Evaluating War-Winning Plans

Because you’d be surprised how few texts about warfare actually lay this out, and how few military/grand strategic appeals actually phrase it in these terms…

Given that war is waged against people, you can eliminate all large-scale resistance/return the scale of violence to small scale attacks by:

– Attrition via physical destruction or other subversion of their soldiers and war weapons, killing them all and leaving no means of resistance
– Blitzkrieg/shock and awe/maneuver warfare that takes territory, followed by an occupation that prevents the enemy from gathering in numbers without suffering massive losses
– Siege/blockade, leaving the enemy with no means to resist
– Alliance/bribery, inducing the enemy to stop fighting via rewards and promises
– Demoralization, causing the enemy to abandon the fight. This could be via purely logical or humanitarian appeals, or it could be the result of propaganda or war-weariness.

The evaluation of an attrition plan is the examination of the relationship:

Number of enemy fighting assets (is being reduced by) friendly fighting assets actually in battle (adjusted by results of ongoing) kill ratio

Of the three optimization parameters, by far the most frequently implicated in attrition failure is low utilization of friendly fighting assets.

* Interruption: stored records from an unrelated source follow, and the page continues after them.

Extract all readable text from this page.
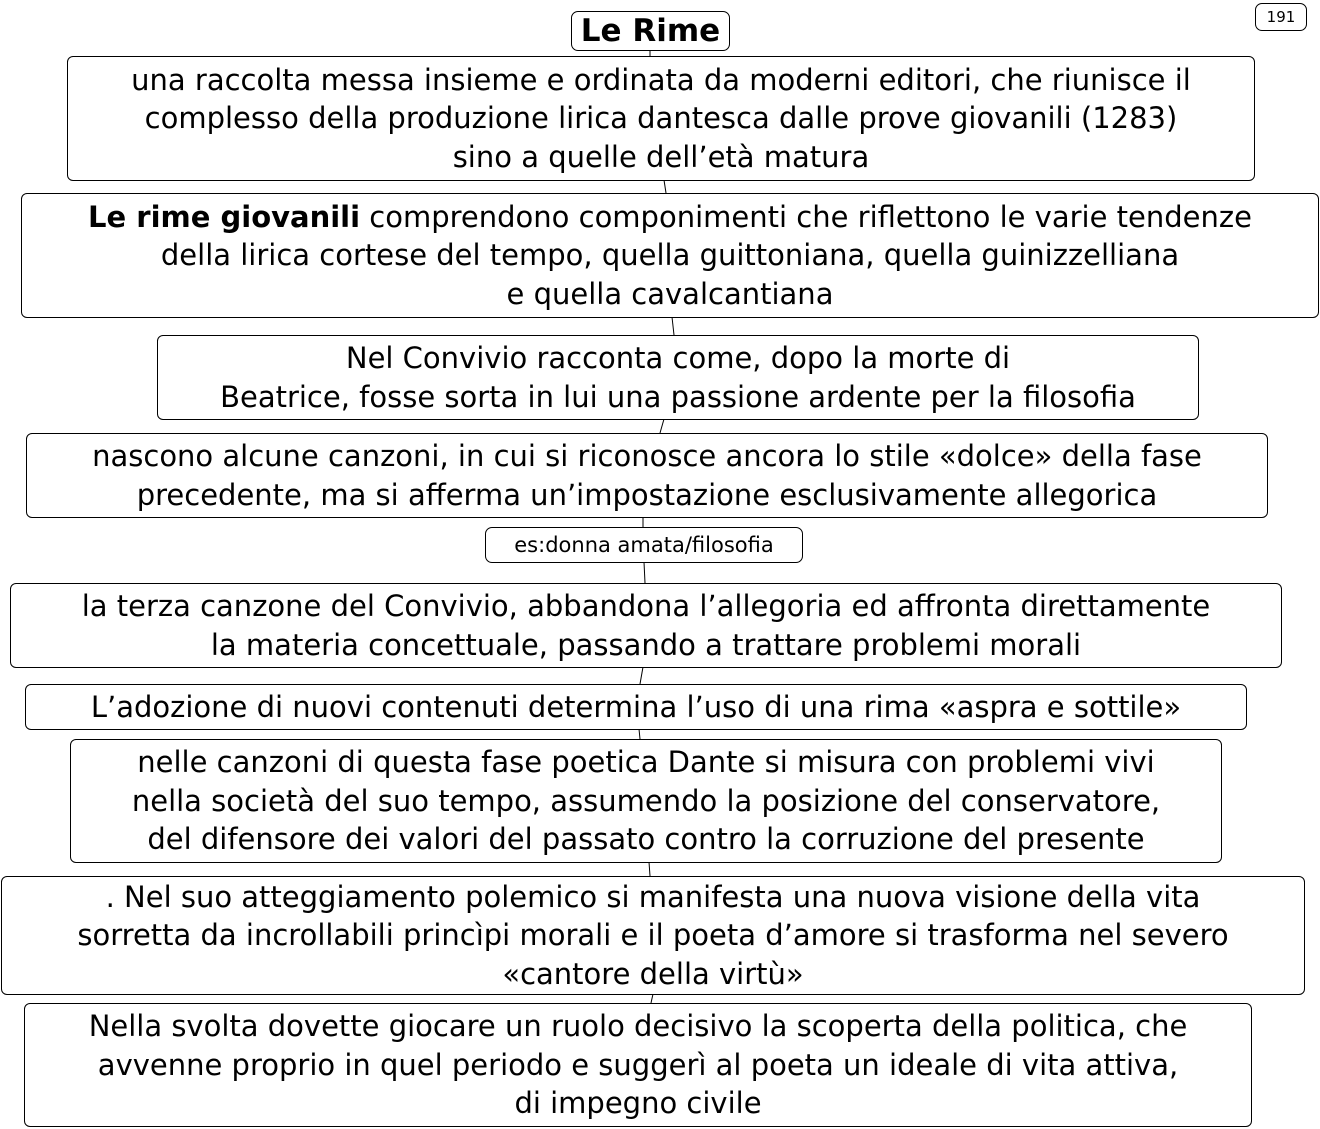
191
Le Rime
una raccolta messa insieme e ordinata da moderni editori, che riunisce il
complesso della produzione lirica dantesca dalle prove giovanili (1283)
sino a quelle dell’età matura
Le rime giovanili comprendono componimenti che riflettono le varie tendenze
della lirica cortese del tempo, quella guittoniana, quella guinizzelliana
e quella cavalcantiana
Nel Convivio racconta come, dopo la morte di
Beatrice, fosse sorta in lui una passione ardente per la filosofia
nascono alcune canzoni, in cui si riconosce ancora lo stile «dolce» della fase
precedente, ma si afferma un’impostazione esclusivamente allegorica
es:donna amata/filosofia
la terza canzone del Convivio, abbandona l’allegoria ed affronta direttamente
la materia concettuale, passando a trattare problemi morali
L’adozione di nuovi contenuti determina l’uso di una rima «aspra e sottile»
nelle canzoni di questa fase poetica Dante si misura con problemi vivi
nella società del suo tempo, assumendo la posizione del conservatore,
del difensore dei valori del passato contro la corruzione del presente
. Nel suo atteggiamento polemico si manifesta una nuova visione della vita
sorretta da incrollabili princìpi morali e il poeta d’amore si trasforma nel severo
«cantore della virtù»
Nella svolta dovette giocare un ruolo decisivo la scoperta della politica, che
avvenne proprio in quel periodo e suggerì al poeta un ideale di vita attiva,
di impegno civile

The evaluation of a maneuver warfare plan is fairly complicated and is the subject of most war texts, but the basic elements required are:

– The neutralization or bypass of enemy air and space forces (which itself is subject to these same considerations)
– If applicable, the neutralization or bypass of the enemy naval forces
– The identification of one or more key land attack points, coupled with the deployment of sufficient fighting assets in a position to overcome those key points
– A follow-on plan, usually consisting of elements of attrition or siege, that exploits the breakthrough at the key locations to gain combat advantage
– Upon the completion of a follow-up plan, the deployment of sufficient occupation forces to detect and counter any large-scale enemy actions

The evaluation of a siege plan is the evaluation of the enemy supply curve, where the success of the siege plan is when the enemy supplies dip well below zero, and the enemy must surrender, sally forth for battle, or starve to death. In particular, the siege plan must roughly adhere to the following key constraints:

– At any given time t, the defenders must consume significantly more supplies than they receive from internal production, relief convoys or airdrops, or from outward expeditions
– At any given time t, the blockading forces must maintain sufficient strength to maintain pressure on enemy supplies, while also protecting against a combined enemy relief operation and an attack from the besieged enemy
– The amount of initial defender supplies must be exhausted within the stated duration

The evaluation of an alliance plan is difficult, as it relies upon predicting future human behavior and not on physical constraints on the enemy force. Factors commonly considered are:

– The past behavior of the party when bribed
– Coherence of previous enemy actions (i.e. is the enemy acting rationally)
– A rational sequencing of events, according to the enemy’s value function, in which the alliance or bribery path leads to a more optimal conclusion

The evaluation of demoralization is even more difficult, particularly because wars are unpopular for quite a while before fighting actually ceases. Nor is it guaranteed that the enemy will ever give up, so it is an error to propose a war plan relying only on demoralization in an offensive operation. While demoralization is the conventionally attributed explanation for belligerents ceasing battle outside of total war, a defender relying on this phenomenon still commits to endless war; as such, the defender must plan for and mitigate the other strategies (e.g. by guerilla warfare to lower the intensity of attrition).